June 20, 2001

Today, the Judiciary Committee begins oversight hearings on the Federal Bureau of Investigation. Oversight of the Department of Justice, of which the FBI is a part, is among this Committee’s most important responsibilities. There has never been a greater need for constructive oversight of the FBI. The FBI has long been considered the crown jewel of law enforcement agencies. Today, it has lost some of its earlier luster. Unfortunately, the image of the FBI in the minds of too many Americans is that this agency has become unmanageable, unaccountable and unreliable. Its much vaunted independence has transformed, for some, into an image of insular arrogance.

We now have an historic window of opportunity to examine the present state of the FBI and help guide constructive reforms to make the Bureau more effective, better managed, more accountable. The current FBI director has announced his resignation. No successor has not yet been named. This is a particularly appropriate time for us to take stock and think about how we should plan for the FBI of the 21st century. I would hope that these hearings will help the Members of this Committee prepare for the new Director’s confirmation hearings as well as apprise the nominee of the challenges that confront us all.

We had invited Director Freeh here today to thank him for his public service and to hear from him what his advice would be to his successor. I thought that it would be appropriate to begin these hearings by acknowledging all the positive contributions that he has made during the last eight years. I also wanted to get his assessment of the problems that remain. He explained to me when we spoke last week that he was unavailable.

In recent years we have seen case after case where the FBI has fallen short – and sometimes far short – of the high standards of professionalism and integrity that we expect of our nation’s premier law enforcement agency:

This list of failures and mistakes has seriously weakened public confidence in the FBI. According to a recent Gallup poll, only 38 percent of Americans have "a great deal" or "quite a lot" of confidence in the FBI, and 23 percent of those polled had very little or no confidence in the FBI. Confidence in state and local police is substantially higher, with about 60 percent of Americans having "a great deal" or "quite a lot" of confidence in these other law enforcement forces. This erosion of public trust threatens the FBI’s ability to perform its mission. Citizens who mistrust the FBI will be less likely to come forward and report information about criminal activity. Judges and jurors will be less likely to believe the testimony of FBI witnesses. Even innocent or minor mistakes by the FBI in future cases may be perceived in a sinister light that is not warranted.
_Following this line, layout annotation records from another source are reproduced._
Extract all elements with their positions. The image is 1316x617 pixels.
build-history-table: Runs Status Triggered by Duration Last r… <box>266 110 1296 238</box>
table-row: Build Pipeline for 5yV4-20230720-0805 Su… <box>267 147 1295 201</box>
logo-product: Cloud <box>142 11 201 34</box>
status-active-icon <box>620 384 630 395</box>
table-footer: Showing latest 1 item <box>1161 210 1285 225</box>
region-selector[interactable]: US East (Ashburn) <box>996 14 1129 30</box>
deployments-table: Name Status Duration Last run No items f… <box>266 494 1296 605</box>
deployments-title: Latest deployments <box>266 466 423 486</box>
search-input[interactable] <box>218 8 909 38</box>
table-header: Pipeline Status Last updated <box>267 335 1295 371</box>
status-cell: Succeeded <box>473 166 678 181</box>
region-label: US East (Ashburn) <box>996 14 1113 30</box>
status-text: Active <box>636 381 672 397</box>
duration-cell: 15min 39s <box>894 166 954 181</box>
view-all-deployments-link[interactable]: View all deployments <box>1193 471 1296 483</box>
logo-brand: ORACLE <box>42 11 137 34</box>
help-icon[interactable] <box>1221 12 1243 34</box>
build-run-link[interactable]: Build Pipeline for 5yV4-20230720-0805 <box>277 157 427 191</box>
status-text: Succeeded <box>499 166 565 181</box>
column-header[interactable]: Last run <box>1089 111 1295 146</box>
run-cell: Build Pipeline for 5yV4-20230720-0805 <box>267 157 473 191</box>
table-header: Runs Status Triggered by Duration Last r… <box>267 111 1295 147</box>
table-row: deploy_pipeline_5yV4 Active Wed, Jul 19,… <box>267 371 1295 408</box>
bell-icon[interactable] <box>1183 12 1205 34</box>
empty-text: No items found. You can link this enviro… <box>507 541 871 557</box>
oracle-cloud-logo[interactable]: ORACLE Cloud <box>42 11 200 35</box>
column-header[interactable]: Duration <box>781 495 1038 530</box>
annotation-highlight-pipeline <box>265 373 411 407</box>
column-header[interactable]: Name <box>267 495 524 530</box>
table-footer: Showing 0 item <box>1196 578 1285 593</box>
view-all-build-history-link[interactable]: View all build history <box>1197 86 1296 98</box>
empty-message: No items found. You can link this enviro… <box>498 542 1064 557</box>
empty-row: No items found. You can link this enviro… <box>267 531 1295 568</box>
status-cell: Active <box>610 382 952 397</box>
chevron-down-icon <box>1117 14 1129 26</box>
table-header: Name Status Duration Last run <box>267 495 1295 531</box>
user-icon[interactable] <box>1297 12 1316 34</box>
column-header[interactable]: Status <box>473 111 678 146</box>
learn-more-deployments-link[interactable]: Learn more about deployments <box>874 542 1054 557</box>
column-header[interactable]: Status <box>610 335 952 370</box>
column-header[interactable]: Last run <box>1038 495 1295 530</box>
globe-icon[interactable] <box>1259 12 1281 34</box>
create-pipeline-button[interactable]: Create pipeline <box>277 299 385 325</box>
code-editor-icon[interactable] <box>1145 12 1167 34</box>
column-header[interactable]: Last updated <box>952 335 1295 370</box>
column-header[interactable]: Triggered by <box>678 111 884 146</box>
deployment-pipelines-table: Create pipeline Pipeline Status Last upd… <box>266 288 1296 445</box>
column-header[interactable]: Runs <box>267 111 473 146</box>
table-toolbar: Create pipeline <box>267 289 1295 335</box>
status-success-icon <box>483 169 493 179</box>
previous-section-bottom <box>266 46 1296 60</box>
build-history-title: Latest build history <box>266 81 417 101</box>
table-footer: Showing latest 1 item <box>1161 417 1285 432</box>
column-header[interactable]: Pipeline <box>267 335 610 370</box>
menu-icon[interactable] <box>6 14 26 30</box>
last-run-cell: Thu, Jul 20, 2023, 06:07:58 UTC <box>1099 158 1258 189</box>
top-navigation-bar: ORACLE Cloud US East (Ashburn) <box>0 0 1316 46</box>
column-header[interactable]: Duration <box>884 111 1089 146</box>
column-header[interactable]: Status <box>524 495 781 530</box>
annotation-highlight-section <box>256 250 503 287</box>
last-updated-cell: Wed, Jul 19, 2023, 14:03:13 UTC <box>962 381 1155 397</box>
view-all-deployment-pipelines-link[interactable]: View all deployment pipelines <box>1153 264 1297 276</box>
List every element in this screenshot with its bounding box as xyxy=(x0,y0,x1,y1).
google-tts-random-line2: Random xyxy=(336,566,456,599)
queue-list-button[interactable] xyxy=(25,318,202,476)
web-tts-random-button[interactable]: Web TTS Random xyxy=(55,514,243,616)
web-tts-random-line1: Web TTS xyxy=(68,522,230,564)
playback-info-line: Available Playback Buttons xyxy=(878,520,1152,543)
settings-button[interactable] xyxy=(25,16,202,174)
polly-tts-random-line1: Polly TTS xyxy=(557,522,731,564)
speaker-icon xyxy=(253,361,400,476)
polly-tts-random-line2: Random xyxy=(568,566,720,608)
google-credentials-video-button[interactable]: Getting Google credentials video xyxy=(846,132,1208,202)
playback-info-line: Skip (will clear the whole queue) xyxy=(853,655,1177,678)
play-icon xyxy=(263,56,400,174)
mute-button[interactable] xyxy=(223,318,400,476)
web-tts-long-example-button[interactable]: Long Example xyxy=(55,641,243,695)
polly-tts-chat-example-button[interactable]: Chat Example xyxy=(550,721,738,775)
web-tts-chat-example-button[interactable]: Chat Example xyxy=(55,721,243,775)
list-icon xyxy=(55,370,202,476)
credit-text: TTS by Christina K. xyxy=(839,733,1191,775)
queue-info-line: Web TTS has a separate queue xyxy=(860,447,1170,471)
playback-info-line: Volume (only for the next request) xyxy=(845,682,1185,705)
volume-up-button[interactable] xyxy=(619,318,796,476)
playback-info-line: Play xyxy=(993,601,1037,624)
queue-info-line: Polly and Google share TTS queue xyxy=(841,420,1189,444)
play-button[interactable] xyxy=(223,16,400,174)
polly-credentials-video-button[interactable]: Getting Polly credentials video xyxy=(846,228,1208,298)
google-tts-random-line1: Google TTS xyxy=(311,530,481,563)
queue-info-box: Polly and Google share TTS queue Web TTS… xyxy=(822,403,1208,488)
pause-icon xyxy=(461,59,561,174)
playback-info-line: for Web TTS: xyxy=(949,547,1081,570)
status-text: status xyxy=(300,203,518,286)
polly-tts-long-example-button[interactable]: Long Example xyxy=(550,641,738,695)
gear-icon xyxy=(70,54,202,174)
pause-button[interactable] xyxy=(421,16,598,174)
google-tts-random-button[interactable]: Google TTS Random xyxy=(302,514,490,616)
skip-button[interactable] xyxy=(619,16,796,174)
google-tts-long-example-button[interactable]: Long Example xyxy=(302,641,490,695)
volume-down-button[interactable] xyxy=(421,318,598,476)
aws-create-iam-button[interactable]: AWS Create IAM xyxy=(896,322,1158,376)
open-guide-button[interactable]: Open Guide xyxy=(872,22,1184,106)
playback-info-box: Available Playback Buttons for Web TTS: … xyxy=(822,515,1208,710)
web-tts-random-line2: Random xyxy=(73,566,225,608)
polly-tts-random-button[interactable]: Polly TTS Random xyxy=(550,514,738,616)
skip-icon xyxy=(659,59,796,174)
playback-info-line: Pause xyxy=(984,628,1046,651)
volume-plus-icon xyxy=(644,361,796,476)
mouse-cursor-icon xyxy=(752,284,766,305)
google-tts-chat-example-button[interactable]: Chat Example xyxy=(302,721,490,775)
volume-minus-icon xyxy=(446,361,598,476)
Since FBI agents perform forensic and other critical work for many law enforcement agencies on the federal, state and local levels, the repercussions of this lapse in public confidence in the FBI has rippled far beyond just federal criminal cases.

To many of us in Congress, this is a particularly troubling situation. For years, we have almost never said no when the FBI has asked us for new resources. We have allocated to the FBI millions of dollars in increased funding, because we all wanted to see it remain the world’s leading crime-fighting agency. It should be obvious now that simply throwing more money at the FBI is not the answer. The time has come when this Committee must exercise its oversight responsibilities and take a hard, thorough and nonpartisan look at the FBI to determine what has gone wrong and what can be done to fix things.

But as we go about this process, there are several things that we need to bear in mind.

First, our purpose in holding these hearings is to find ways to restore confidence in the FBI, not to tear it down. There are many irresponsible critics of the FBI who promote their conspiracy theories on Internet Web sites and in the popular media. Fortunately, the great majority of the American people have too much common sense than to believe them. The FBI is a vital national asset, and we need it to function effectively.

Second, we must not overlook the fact that the FBI is staffed by many brave, dedicated men and women who risk their lives protecting the interests of this country and the safety of its citizens. While we are constantly reminded of the cases where things have gone wrong, we often forget the far greater number of cases where the FBI does its job quietly, professionally and without public fanfare. Any constructive criticism of the FBI as an institution is not meant in any way to disparage its agents’ sacrifices on our country’s behalf.

Finally, our efforts must be, and I am confident will be, bipartisan. Over the past several weeks, senators on both sides of the aisle have expressed their concern about the present state of the FBI and discussed various legislative proposals to address the problems they have identified. This is not a Democratic or Republican issue. The future security of our country is far too important.

The question at the center of our first hearing is this: Who polices the FBI? Our focus is the mechanisms that currently exist for overseeing the activities of the FBI, and we intend to identify any gaps and problems that currently exist in FBI oversight, determine the status of oversight investigations that are currently underway and begin to formulate ways that oversight can be improved. We are extremely fortunate to have with us an outstanding panel of distinguished witnesses who have familiarity and expertise with different aspects of the oversight process. I look forward to hearing from them about how this process works now and how we can make it work better to ensure that mistakes are acknowledged, constructive recommendations for reform are adopted, and intentional misconduct is adequately punished. Our goal is to restore the luster, the effectiveness and the professionalism of the crown jewel of law enforcement agencies.